Across the board, there was a 10 per cent rise in vacancy volume in the three months to May 2017 compared to the same period last year, but IT jobs are the most common vacancies London businesses are trying to fill, according to data from the Association of Professional Staffing Companies (ASPCo) and Vacancysoft.
“Greater London continues to be a remarkably diverse employment market with no more than one single employer accounting for more than 2.6 per cent of vacancies,” Ann Swain, chief executive of APSCo said.
“The top 20 companies, such as EY and Sky, continue to account for nearly a quarter of the Greater London figures, however, they announced 8.5 per cent fewer openings over the 12 month period. What our statistics also show is that the greatest growth in demand actually came from medium sized companies (101-200 ranked), advertising nearly 10 per cent more vacancies during the year.”

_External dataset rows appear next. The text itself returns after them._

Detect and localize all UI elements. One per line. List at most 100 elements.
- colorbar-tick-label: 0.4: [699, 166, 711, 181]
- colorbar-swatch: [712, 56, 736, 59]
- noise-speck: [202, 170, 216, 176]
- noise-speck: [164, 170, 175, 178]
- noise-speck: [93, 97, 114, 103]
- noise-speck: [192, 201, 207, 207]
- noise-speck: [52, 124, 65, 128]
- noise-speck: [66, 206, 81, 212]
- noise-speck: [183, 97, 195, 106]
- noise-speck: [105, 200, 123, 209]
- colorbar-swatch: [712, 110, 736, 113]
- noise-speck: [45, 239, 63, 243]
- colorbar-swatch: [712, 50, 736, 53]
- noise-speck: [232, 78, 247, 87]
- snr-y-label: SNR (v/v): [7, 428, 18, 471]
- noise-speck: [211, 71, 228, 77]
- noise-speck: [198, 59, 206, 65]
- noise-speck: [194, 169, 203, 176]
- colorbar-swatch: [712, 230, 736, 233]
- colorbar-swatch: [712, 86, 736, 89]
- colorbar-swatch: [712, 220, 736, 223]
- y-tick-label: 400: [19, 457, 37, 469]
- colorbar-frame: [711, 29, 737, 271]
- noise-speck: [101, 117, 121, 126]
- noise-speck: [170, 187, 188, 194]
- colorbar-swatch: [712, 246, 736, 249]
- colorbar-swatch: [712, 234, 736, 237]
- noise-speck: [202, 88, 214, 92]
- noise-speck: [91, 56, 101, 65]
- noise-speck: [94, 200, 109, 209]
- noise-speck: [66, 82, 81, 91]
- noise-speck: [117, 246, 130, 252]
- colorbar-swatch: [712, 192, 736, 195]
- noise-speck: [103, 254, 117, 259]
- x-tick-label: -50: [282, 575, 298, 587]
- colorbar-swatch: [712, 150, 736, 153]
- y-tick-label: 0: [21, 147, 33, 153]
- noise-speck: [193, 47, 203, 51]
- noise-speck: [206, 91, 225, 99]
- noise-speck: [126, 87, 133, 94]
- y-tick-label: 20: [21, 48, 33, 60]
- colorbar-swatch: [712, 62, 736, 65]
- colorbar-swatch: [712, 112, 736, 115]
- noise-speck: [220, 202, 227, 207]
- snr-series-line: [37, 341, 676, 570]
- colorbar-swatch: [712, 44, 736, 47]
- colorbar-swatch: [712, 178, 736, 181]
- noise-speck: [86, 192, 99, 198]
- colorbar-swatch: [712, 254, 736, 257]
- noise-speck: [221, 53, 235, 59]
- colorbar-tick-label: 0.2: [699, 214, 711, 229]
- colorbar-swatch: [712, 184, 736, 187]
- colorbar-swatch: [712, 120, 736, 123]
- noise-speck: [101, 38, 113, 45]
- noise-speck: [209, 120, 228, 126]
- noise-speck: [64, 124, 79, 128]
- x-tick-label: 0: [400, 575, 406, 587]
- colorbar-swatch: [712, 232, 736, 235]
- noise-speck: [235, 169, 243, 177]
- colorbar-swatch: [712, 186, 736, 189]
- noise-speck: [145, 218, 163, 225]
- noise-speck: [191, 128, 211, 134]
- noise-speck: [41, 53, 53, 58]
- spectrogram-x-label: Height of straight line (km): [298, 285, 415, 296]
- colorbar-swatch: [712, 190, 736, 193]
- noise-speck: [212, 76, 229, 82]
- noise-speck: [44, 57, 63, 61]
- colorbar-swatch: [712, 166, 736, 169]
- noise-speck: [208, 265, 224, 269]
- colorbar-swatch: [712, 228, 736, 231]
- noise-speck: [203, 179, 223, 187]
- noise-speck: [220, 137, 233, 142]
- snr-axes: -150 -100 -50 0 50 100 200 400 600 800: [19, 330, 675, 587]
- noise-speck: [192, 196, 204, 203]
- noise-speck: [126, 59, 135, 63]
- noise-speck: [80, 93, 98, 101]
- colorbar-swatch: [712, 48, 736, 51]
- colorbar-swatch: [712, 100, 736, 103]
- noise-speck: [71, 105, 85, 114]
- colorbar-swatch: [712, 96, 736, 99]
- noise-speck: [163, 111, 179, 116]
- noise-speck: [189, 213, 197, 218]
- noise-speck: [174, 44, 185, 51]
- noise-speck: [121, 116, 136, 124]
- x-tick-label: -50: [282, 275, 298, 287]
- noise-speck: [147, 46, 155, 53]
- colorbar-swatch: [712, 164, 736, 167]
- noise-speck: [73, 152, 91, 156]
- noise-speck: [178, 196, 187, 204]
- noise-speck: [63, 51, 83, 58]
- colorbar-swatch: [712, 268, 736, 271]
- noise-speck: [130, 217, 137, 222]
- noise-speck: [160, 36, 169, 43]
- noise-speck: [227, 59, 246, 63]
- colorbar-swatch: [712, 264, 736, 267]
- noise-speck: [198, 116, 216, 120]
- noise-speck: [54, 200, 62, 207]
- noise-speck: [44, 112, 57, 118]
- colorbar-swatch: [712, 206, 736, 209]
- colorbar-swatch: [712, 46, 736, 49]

The marketing and PR sector experienced the biggest growth in terms of number of vacancies and the fastest growth of any of the major professions. There were 5.2 per cent more new jobs than the previous 12 months in the period ending 31 May 2017. Demand came mainly from the technology, media and telecoms sector, which advertised 12.4 per cent more openings for marketing and PR staff.
Elsewhere, the insurance sector recorded a 22.2 per cent rise in demand compared to the previous 12 months.
Professional services firms announced fewer vacancies over the 12 month period; this led to a dip in the number of accountancy representing a 9.6% decrease in demand. Vacancies within law offices and consulting firms also dipped by 17.1 per cent and 12.9 per centrespectively.
The public sector saw the largest growth in roles with a 5.8 per cent increase over 12 months. The education sector in particular experienced a 19 per cent increase over the year.
The data includes jobs announced by 3,145 employers. Barclays Bank, which saw its profits double in Q1 2017 advertised 125 per cent more vacancies over the 12 month period, compared to the previous 12 months. Other banking groups including Lloyds and RBS, saw falls of 37.3 per cent and 67.1 per cent respectively in their numbers of vacancies.